Search code examples
pythonawkextractpartiallines

Extract all lines from a text file that partial match keywords listed in another file


I have exhausted online searches trying to find out how to do this.

I have tab delimited file searchfile.txt with two columns and >200 rows. Sample here:

A(H1N1)/SWINE/COTES-DARMOR/388/2009 X?  4.28144245
A(H1N2)/SWINE/SCOTLAND/410440/1994 X?   7.25878836
A(H1)/SWINE/ENGLAND/117316/1986 X?  3.305392038
A(H1)/SWINE/ENGLAND/438207/1994 X?  7.66078717

I have another file keywords.txt with some keywords that partially match the IDs in searchfile.txt:

ENGLAND/117316    
DARMOR/388   
438207

I want to extract all lines from searchfile.txt that contain any of the keywords in keywords.txt

Using solutions from other similar questions I tried:

grep -F -f keywords.txt searchfile.txt > selected.txt 

grep -f keywords.txt searchfile.txt

awk 'FNR==NR {a[$0];next} ($NF in a)' keywords.txt searchfile.txt > result.txt

I also got part of the way there with this python script:

infile = r"/path/to/searchfile.txt"

results = []
to_keep = ["ENGLAND/117316",
            "DARMOR/388",
            "438207"]

with open(infile) as f:
    f = f.readlines()

for line in f:
    for phrase in to_keep:
        if phrase in line:
            results.append(line)
            break

print(results)

And it outputs this in the terminal window:

[
    'A(H1N1)/SWINE/COTES-DARMOR/388/2009 X?\t4.28144245\n',   
    'A(H1)/SWINE/ENGLAND/117316/1986 X?\t3.305392038\n', 
    'A(H1)/SWINE/ENGLAND/438207/1994 X?\t7.66078717\n'
]

Is there a way to

a) modify this script to read from a file like keywords.txt and output lines to another file? (My python skills are not up to that)

OR

b) use grep, awk, sed... to do this

I think the problem is that my keywords are not whole separate words and have to partially match what's in the searchfile.txt.

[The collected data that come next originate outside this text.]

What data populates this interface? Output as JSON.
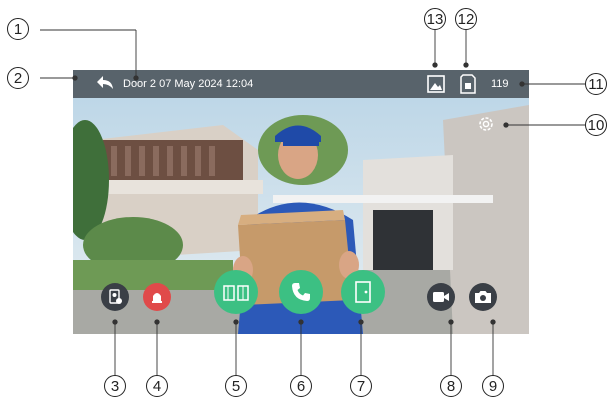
{
  "status_bar": {
    "title": "Door 2  07 May 2024 12:04",
    "count": "119"
  },
  "icons": {
    "back": "back-arrow-icon",
    "picture": "picture-icon",
    "sd_card": "sd-card-icon",
    "settings": "gear-icon",
    "monitor": "monitor-icon",
    "alarm": "alarm-bell-icon",
    "gate": "gate-icon",
    "call": "phone-icon",
    "door": "door-icon",
    "record": "video-record-icon",
    "snapshot": "camera-icon"
  },
  "callouts": [
    "1",
    "2",
    "3",
    "4",
    "5",
    "6",
    "7",
    "8",
    "9",
    "10",
    "11",
    "12",
    "13"
  ],
  "colors": {
    "green": "#3cc083",
    "red": "#e04a4a",
    "dark": "#3a3f46",
    "bar": "#3c4248"
  }
}
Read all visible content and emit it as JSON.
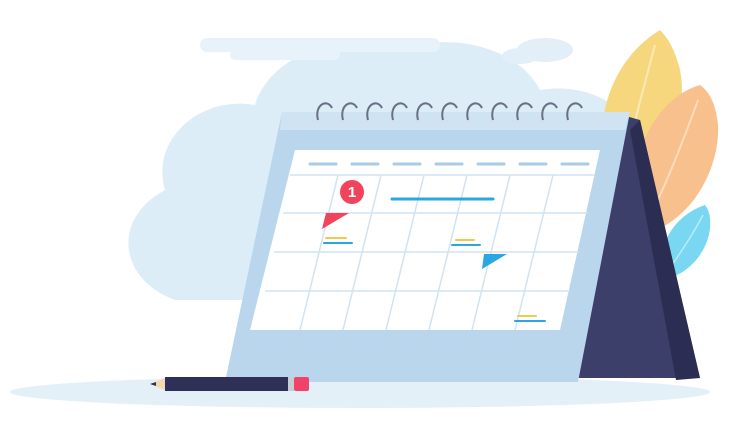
{
  "illustration": {
    "marker_day": "1",
    "colors": {
      "sky_blob": "#dcedf8",
      "cloud": "#e8f2fa",
      "calendar_back": "#3d3f6b",
      "calendar_front": "#cfe3f2",
      "calendar_panel": "#b9d6ec",
      "grid_paper": "#ffffff",
      "grid_line": "#cfe3f2",
      "header_dash": "#a9cbe3",
      "marker_red": "#f0435c",
      "accent_blue": "#2aa7e0",
      "accent_yellow": "#f2c94c",
      "leaf_yellow": "#f6d77e",
      "leaf_orange": "#f7c08d",
      "leaf_blue": "#79d7f1",
      "pencil_body": "#2f3058",
      "pencil_eraser": "#f0436a"
    }
  }
}
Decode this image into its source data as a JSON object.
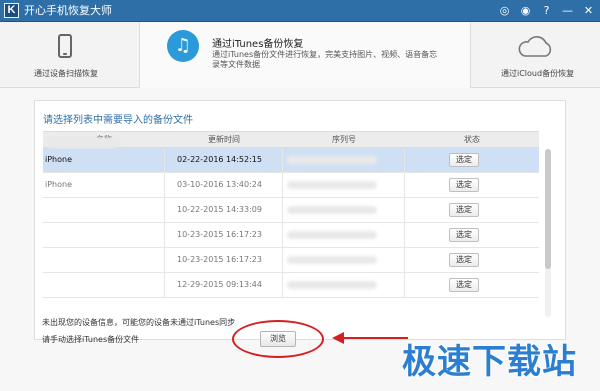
{
  "window": {
    "logo_letter": "K",
    "title": "开心手机恢复大师",
    "controls": [
      {
        "name": "wechat-icon",
        "glyph": "◎"
      },
      {
        "name": "weibo-icon",
        "glyph": "◉"
      },
      {
        "name": "help-icon",
        "glyph": "?"
      },
      {
        "name": "minimize-icon",
        "glyph": "—"
      },
      {
        "name": "close-icon",
        "glyph": "✕"
      }
    ]
  },
  "modes": {
    "device": {
      "label": "通过设备扫描恢复",
      "icon": "phone-icon"
    },
    "itunes": {
      "title": "通过iTunes备份恢复",
      "description": "通过iTunes备份文件进行恢复，完美支持图片、视频、语音备忘录等文件数据",
      "icon": "music-icon",
      "icon_glyph": "♫",
      "active": true
    },
    "icloud": {
      "label": "通过iCloud备份恢复",
      "icon": "cloud-icon"
    }
  },
  "backup_list": {
    "title": "请选择列表中需要导入的备份文件",
    "columns": [
      "名称",
      "更新时间",
      "序列号",
      "状态"
    ],
    "rows": [
      {
        "name": "iPhone",
        "time": "02-22-2016 14:52:15",
        "serial": "",
        "action": "选定",
        "selected": true
      },
      {
        "name": "iPhone",
        "time": "03-10-2016 13:40:24",
        "serial": "",
        "action": "选定",
        "selected": false
      },
      {
        "name": "",
        "time": "10-22-2015 14:33:09",
        "serial": "",
        "action": "选定",
        "selected": false
      },
      {
        "name": "",
        "time": "10-23-2015 16:17:23",
        "serial": "",
        "action": "选定",
        "selected": false
      },
      {
        "name": "",
        "time": "10-23-2015 16:17:23",
        "serial": "",
        "action": "选定",
        "selected": false
      },
      {
        "name": "",
        "time": "12-29-2015 09:13:44",
        "serial": "",
        "action": "选定",
        "selected": false
      }
    ]
  },
  "footer": {
    "hint_not_found": "未出现您的设备信息，可能您的设备未通过iTunes同步",
    "hint_manual": "请手动选择iTunes备份文件",
    "browse_label": "浏览"
  },
  "colors": {
    "titlebar": "#2f6fa7",
    "selected_row": "#cfe0f4",
    "annotation": "#d42020",
    "watermark": "#2c7fd0"
  },
  "watermark": "极速下载站"
}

Grateful for any help! Thanks.


Solution

  • This is fairly straightforward in python. Assuming you have keywords.txt and input.txt files and want to output to output.txt:

    # 1
    with open('keywords.txt', 'r') as k:
        keywords = k.read().splitlines()
        
    #2
    with open('input.txt') as f, open('output.txt', 'w') as o:
        for line in f:
            if any(key in line for key in keywords):
                o.writelines(line)
    

    this reads in the keywords file, and stores each line from it in a list (#1). We then open our input and output text files, looping through the input file line-by-line and write to the output file if we find any of our keywords in the line (#2).